On our way back home we stopped at the border town of New Nickerie and were able to stay a night with a wonderful couple, the Goolsarrans. This family has taken in several other need-greaters who have needed to cross the border, showing an incredible spirit of hospitality. We had a great time getting to know them better and they kept telling us that next time we would have to stay longer so they could have a gathering and go in service with us. We went to meeting that night and they wanted us to at least have a chance to get to know a special pioneer couple who are assigned to the English congregation there in Nickerie, Leon and Camille Doornbosch.

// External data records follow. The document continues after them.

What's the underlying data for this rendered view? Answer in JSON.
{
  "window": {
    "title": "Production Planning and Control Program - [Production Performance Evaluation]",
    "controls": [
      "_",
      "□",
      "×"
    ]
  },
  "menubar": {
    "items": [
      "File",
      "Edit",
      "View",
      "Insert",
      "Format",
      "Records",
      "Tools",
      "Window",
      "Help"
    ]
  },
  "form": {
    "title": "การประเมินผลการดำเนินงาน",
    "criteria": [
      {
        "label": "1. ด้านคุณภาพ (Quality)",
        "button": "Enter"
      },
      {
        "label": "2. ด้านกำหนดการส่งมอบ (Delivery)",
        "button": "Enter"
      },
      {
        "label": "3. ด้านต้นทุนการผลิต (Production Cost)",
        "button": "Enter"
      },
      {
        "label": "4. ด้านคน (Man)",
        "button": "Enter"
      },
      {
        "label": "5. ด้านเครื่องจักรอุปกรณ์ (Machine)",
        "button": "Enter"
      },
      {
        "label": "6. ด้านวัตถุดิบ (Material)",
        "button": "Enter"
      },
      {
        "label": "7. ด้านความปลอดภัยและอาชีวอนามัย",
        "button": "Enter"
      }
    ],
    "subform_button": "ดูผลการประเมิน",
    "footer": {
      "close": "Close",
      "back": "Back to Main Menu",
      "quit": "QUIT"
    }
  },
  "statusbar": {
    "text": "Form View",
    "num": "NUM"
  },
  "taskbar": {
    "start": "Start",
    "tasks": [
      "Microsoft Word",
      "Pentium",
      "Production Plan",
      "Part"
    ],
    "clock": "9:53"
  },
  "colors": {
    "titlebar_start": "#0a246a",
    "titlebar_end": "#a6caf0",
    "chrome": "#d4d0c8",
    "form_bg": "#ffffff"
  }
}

- - Meeting at New Nikerie -  No Jackets? - -

- - On the Left is the Doornbosch's and the right the Goolsarran's - -
- - Dinner: Pancakes and Chicken! - -

Making trips like these is not always easy as it does add an extra financial burden, and somewhat reduces the amount of time we are able to stay in our assignment. However as stated in the intro we view them as a precious opportunity to expand our appreciation of our international brotherhood. Even though we hear about the love of our brothers from our magazines and studies, experiencing it really serves to solidify in our minds that this is the truth. There's no other religion that has this same kind of love and hospitality amongst its members!